I stumbled upon a major topic of debate last week after a minor incident at work.
I was taking my lunch on Friday with my work colleague when we decided to journey to a little cafe near the train station.
Noticing the eaterie was looking busier than usual, I pushed on ahead to try to secure a seat.
Behind me, I became aware of a stranger talking to my friend.
He looked harmless enough but she was becoming engrossed in what he was saying and was looking increasingly worried.
I headed back to her, catching the end of their conversation.
“And you’ve told the police?” she asked, “and they’re not able to help?”
The man shook his head, and I then saw my friend give him £10.
“That should be enough to get you home,” she said.
Over lunch, she told me the man had been robbed, lost his money and mobile phone and wasn’t able to get home.
“That’s was really nice of you,” I said. “But what if it was a con?”

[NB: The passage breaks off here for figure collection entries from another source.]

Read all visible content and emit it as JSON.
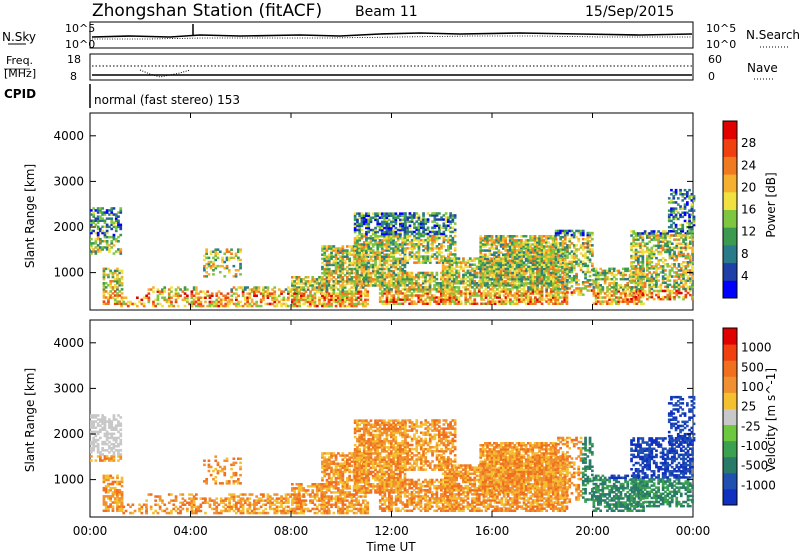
{
  "header": {
    "station_title": "Zhongshan Station (fitACF)",
    "beam": "Beam 11",
    "date": "15/Sep/2015"
  },
  "top_panels": {
    "nsky": {
      "label": "N.Sky",
      "ticks": [
        "10^5",
        "10^0"
      ]
    },
    "nsearch": {
      "label": "N.Search",
      "ticks": [
        "10^5",
        "10^0"
      ]
    },
    "freq": {
      "label_line1": "Freq.",
      "label_line2": "[MHz]",
      "ticks": [
        "18",
        "8"
      ]
    },
    "nave": {
      "label": "Nave",
      "ticks": [
        "60",
        "0"
      ]
    },
    "cpid": {
      "label": "CPID",
      "mode": "normal (fast stereo) 153"
    }
  },
  "chart_data": [
    {
      "type": "heatmap",
      "title": "",
      "xlabel": "",
      "ylabel": "Slant Range [km]",
      "xlim": [
        0,
        24
      ],
      "ylim": [
        180,
        4500
      ],
      "x_ticks": [
        "00:00",
        "04:00",
        "08:00",
        "12:00",
        "16:00",
        "20:00",
        "00:00"
      ],
      "y_ticks": [
        1000,
        2000,
        3000,
        4000
      ],
      "colorbar": {
        "label": "Power [dB]",
        "ticks": [
          "4",
          "8",
          "12",
          "16",
          "20",
          "24",
          "28"
        ],
        "colors": [
          "#0000ff",
          "#1e3fa8",
          "#2a7a8a",
          "#3b9a50",
          "#7fc640",
          "#f0e040",
          "#f5b030",
          "#f07a20",
          "#f04010",
          "#e00000"
        ]
      }
    },
    {
      "type": "heatmap",
      "title": "",
      "xlabel": "Time UT",
      "ylabel": "Slant Range [km]",
      "xlim": [
        0,
        24
      ],
      "ylim": [
        180,
        4500
      ],
      "x_ticks": [
        "00:00",
        "04:00",
        "08:00",
        "12:00",
        "16:00",
        "20:00",
        "00:00"
      ],
      "y_ticks": [
        1000,
        2000,
        3000,
        4000
      ],
      "colorbar": {
        "label": "Velocity [m s^-1]",
        "ticks": [
          "1000",
          "500",
          "100",
          "25",
          "-25",
          "-100",
          "-500",
          "-1000"
        ],
        "colors": [
          "#1030c0",
          "#2050b0",
          "#2a7a6a",
          "#3ba050",
          "#6dc840",
          "#c8c8c8",
          "#f5c030",
          "#f09030",
          "#f07020",
          "#f04010",
          "#e00000"
        ]
      }
    }
  ]
}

“I don’t care, it’s only a tenner, and I think he was genuine. How could I have slept tonight if I hadn’t helped?”
The next night, I was out with the happy group who are off on a free holiday.
(To recap, I’m destined for the Caribbean on a five-star holiday after a friend of mine won a competition and invited me along.)

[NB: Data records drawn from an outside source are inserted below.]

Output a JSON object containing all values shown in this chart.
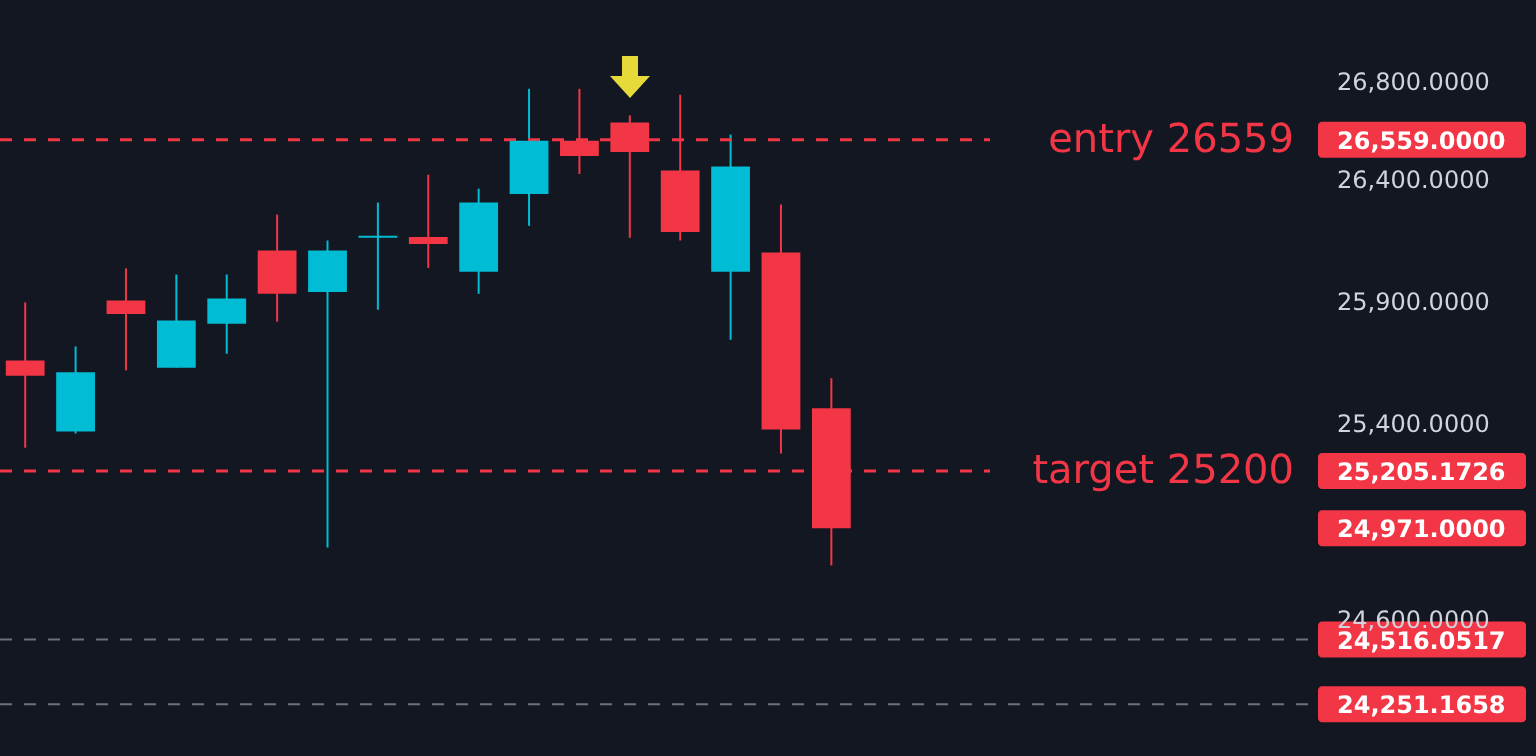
{
  "chart_data": {
    "type": "candlestick",
    "categories": [
      null,
      null,
      null,
      null,
      null,
      null,
      null,
      null,
      null,
      null,
      null,
      null,
      null,
      null,
      null,
      null,
      null,
      null,
      null,
      null,
      null,
      null,
      null,
      null,
      null,
      null
    ],
    "ohlc": [
      [
        25657,
        25894,
        25300,
        25594
      ],
      [
        25366,
        25714,
        25358,
        25608
      ],
      [
        25902,
        26033,
        25616,
        25847
      ],
      [
        25627,
        26008,
        25627,
        25820
      ],
      [
        25807,
        26008,
        25684,
        25910
      ],
      [
        26106,
        26253,
        25815,
        25929
      ],
      [
        25937,
        26147,
        24892,
        26106
      ],
      [
        26158,
        26302,
        25864,
        26166
      ],
      [
        26161,
        26416,
        26035,
        26133
      ],
      [
        26019,
        26359,
        25929,
        26302
      ],
      [
        26337,
        26767,
        26207,
        26555
      ],
      [
        26555,
        26767,
        26419,
        26492
      ],
      [
        26629,
        26659,
        26158,
        26509
      ],
      [
        26433,
        26743,
        26147,
        26182
      ],
      [
        26019,
        26580,
        25741,
        26449
      ],
      [
        26098,
        26294,
        25276,
        25374
      ],
      [
        25461,
        25584,
        24819,
        24971
      ],
      null,
      null,
      null,
      null,
      null,
      null,
      null,
      null,
      null
    ],
    "colors": [
      "#f23645",
      "#00bcd4",
      "#f23645",
      "#00bcd4",
      "#00bcd4",
      "#f23645",
      "#00bcd4",
      "#00bcd4",
      "#f23645",
      "#00bcd4",
      "#00bcd4",
      "#f23645",
      "#f23645",
      "#f23645",
      "#00bcd4",
      "#f23645",
      "#f23645",
      null,
      null,
      null,
      null,
      null,
      null,
      null,
      null,
      null
    ],
    "ylim": [
      24040,
      27130
    ],
    "yticks": [
      {
        "value": 24251.1658,
        "label": "24,251.1658"
      },
      {
        "value": 24516.0517,
        "label": "24,516.0517"
      },
      {
        "value": 24600,
        "label": "24,600.0000"
      },
      {
        "value": 24971,
        "label": "24,971.0000"
      },
      {
        "value": 25205.1726,
        "label": "25,205.1726"
      },
      {
        "value": 25400,
        "label": "25,400.0000"
      },
      {
        "value": 25900,
        "label": "25,900.0000"
      },
      {
        "value": 26400,
        "label": "26,400.0000"
      },
      {
        "value": 26559,
        "label": "26,559.0000"
      },
      {
        "value": 26800,
        "label": "26,800.0000"
      }
    ],
    "tick_labels": "y",
    "ref_lines": [
      {
        "axis": "y",
        "value": 26559,
        "label": "entry 26559",
        "color": "#f23645",
        "line_style": "dashed"
      },
      {
        "axis": "y",
        "value": 25205.1726,
        "label": "target 25200",
        "color": "#f23645",
        "line_style": "dashed"
      },
      {
        "axis": "y",
        "value": 24516.0517,
        "color": "#9598a1",
        "line_style": "dashed"
      },
      {
        "axis": "y",
        "value": 24251.1658,
        "color": "#9598a1",
        "line_style": "dashed"
      }
    ]
  }
}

We sat down to drinks, and I regaled the story.
One said: “I agree with you, Kate, it was a nice thing to do, but I think the man should have taken her address so he could get the money back to her?”
“Think he was overwhelmed,” I said. “His eyes filled with tears.”
“Whenever money’s involved,” said my competition-winning friend, “there will always be debate.”
Indeed there will.
This was the friend who had won a £60,000 holiday, and opted to take her friends rather than her family.
She may be going to the Caribbean, but there’s debate about whether she’ll be welcome at her daughter’s for Christmas dinner.